Enable Kerberos Authentication

  1. Select Kerberos Authentication checkbox, if the Warehouse is Kerberos enabled HIVE server.

    netwitness_wc_device_re_kerberos_option.png

  2. Fill in the fields as follows:

    Field Description

    Server Principal

    Enter the Principal used by the HIVE server to authenticate with the Kerberos Key Distribution Center (KDC) Server.​

    User Principal Enter the Principal that HIVE JDBC client uses to authenticate with the KDC server for connecting the HIVE server. For example, gpadmin@EXAMPLE.COM.

    Kerberos Keytab File

    View the Kerberos keytab file location configured in the HIVE Configuration panel on the Reporting Engine General Tab.

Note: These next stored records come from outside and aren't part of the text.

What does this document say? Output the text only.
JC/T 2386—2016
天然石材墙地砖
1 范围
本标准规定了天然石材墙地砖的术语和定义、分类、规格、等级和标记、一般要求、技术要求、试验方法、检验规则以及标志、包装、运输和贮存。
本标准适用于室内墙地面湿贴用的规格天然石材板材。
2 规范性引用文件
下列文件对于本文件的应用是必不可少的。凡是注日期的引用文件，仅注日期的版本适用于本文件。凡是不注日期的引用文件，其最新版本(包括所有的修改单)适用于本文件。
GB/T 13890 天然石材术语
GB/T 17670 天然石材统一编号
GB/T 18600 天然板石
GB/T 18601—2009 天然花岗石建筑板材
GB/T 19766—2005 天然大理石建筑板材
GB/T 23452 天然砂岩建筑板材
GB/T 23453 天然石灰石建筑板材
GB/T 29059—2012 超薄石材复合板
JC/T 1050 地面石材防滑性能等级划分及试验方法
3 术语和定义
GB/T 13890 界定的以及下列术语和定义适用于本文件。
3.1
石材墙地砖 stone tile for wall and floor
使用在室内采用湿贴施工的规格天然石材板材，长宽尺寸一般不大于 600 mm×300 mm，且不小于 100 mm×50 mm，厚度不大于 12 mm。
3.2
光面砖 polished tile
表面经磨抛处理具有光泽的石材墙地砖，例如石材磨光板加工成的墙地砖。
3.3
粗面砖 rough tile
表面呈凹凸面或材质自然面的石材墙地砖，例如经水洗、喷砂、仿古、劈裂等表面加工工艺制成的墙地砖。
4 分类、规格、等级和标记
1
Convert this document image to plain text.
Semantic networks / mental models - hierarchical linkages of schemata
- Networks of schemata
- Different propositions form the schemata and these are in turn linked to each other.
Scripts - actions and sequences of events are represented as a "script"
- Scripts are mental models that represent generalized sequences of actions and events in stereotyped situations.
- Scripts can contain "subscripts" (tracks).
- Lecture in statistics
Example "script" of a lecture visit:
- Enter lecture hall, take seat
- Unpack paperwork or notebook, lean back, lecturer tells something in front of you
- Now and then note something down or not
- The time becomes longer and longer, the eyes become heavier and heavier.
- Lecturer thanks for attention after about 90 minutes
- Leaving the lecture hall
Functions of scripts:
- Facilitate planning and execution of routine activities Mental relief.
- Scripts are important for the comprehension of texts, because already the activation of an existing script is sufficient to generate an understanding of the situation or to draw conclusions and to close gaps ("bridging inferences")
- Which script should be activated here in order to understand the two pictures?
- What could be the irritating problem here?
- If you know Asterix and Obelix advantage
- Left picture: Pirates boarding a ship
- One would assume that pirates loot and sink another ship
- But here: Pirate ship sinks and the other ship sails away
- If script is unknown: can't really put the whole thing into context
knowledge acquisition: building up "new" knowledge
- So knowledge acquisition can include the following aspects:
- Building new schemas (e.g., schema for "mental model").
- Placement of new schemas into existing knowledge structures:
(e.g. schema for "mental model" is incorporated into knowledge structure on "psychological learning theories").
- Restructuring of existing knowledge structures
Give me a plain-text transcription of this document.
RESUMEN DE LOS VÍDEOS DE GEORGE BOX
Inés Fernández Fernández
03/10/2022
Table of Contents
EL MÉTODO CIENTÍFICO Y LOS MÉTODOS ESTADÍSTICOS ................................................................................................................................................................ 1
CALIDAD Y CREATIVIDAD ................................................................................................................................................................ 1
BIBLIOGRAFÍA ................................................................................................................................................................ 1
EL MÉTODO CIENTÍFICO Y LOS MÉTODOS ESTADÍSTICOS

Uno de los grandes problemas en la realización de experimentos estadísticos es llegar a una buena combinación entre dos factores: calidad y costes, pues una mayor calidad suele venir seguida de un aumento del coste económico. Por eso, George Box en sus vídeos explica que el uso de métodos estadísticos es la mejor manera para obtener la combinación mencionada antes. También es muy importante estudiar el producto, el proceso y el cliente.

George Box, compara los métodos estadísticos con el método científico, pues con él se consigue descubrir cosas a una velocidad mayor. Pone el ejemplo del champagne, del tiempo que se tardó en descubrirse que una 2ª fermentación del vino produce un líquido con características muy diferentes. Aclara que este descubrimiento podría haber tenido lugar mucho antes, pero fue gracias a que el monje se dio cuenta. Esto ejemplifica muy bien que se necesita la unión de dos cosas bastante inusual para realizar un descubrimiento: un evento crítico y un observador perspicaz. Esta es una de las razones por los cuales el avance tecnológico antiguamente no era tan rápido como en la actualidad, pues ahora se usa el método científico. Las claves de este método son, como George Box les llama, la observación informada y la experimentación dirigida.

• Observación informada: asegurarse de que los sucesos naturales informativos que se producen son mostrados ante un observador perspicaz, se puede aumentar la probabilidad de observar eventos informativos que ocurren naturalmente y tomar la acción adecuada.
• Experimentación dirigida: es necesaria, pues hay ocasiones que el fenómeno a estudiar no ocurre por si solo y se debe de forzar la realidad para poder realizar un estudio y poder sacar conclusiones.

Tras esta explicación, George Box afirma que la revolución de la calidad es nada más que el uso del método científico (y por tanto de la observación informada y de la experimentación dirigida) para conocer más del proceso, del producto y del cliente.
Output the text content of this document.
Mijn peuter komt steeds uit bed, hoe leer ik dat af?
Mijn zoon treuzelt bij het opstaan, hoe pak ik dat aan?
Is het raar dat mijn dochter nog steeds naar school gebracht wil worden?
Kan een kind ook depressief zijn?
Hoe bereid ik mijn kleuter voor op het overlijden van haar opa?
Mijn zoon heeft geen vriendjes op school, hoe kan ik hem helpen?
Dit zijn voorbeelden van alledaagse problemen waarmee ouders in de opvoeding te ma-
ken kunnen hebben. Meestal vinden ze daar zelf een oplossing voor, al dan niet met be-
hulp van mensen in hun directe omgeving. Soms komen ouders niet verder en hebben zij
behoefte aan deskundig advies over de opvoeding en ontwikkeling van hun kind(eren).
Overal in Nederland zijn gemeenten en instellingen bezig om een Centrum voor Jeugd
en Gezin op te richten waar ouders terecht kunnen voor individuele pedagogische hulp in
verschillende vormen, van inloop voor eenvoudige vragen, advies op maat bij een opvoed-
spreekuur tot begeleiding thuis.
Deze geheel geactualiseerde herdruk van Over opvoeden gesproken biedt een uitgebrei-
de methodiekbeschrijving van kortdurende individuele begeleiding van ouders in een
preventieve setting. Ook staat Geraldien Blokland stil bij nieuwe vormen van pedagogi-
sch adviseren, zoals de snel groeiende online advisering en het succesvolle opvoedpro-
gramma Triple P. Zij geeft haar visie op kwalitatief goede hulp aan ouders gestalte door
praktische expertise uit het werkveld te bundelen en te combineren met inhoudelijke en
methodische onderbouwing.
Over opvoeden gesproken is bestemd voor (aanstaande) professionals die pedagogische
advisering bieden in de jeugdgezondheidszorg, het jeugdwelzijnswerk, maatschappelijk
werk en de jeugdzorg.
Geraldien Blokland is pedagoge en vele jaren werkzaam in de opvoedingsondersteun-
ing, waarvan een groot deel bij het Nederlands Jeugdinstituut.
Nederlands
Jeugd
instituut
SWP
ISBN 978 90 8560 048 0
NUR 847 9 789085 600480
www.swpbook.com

    Note: Reporting Engine supports only the data sources configured with the same Kerberos credentials, like, User Principal and key tab file.

  3. Click Test Connection to test the connection with the values entered.
  4. Click Save.

    The added Warehouse data source is displayed in the Reporting Engine Sources tab.

  5. Click netwitness_add.png netwitness_arrow.png > ​Available Services.

    The Available Services dialog box is displayed.

    netwitness_106_available_sources.png

  6. In the Available Services dialog box, select the service that you want to add as data source to the Reporting Engine and click OK.

    NetWitness adds this as a data source available to reports and alerts against this Reporting Engine.

    122_available_dev_RE_1122.png

    Note: This step is relevant only for an Untrusted model.

Set a Data Source as the Default Source

To set a data source to be the default source when you create reports and alerts:

  1. Go to netwitness_adminicon_25x22.png (Admin) > Services.
  2. In the Services list, select a Reporting Engine service.
  3. Select netwitness_ic-actns.png > View> Config.

    The Services Config View of Reporting Engine is displayed.

  4. Select the Sources tab.

    The Services Config View is displayed with the Reporting Engine Sources tab open.

  5. Select the source that you want to be the default source (for example, Broker).
  6. Click the netwitness_setdefault.png checkbox.

    NetWitness defaults to this data source when you create reports and alerts against this Reporting Engine.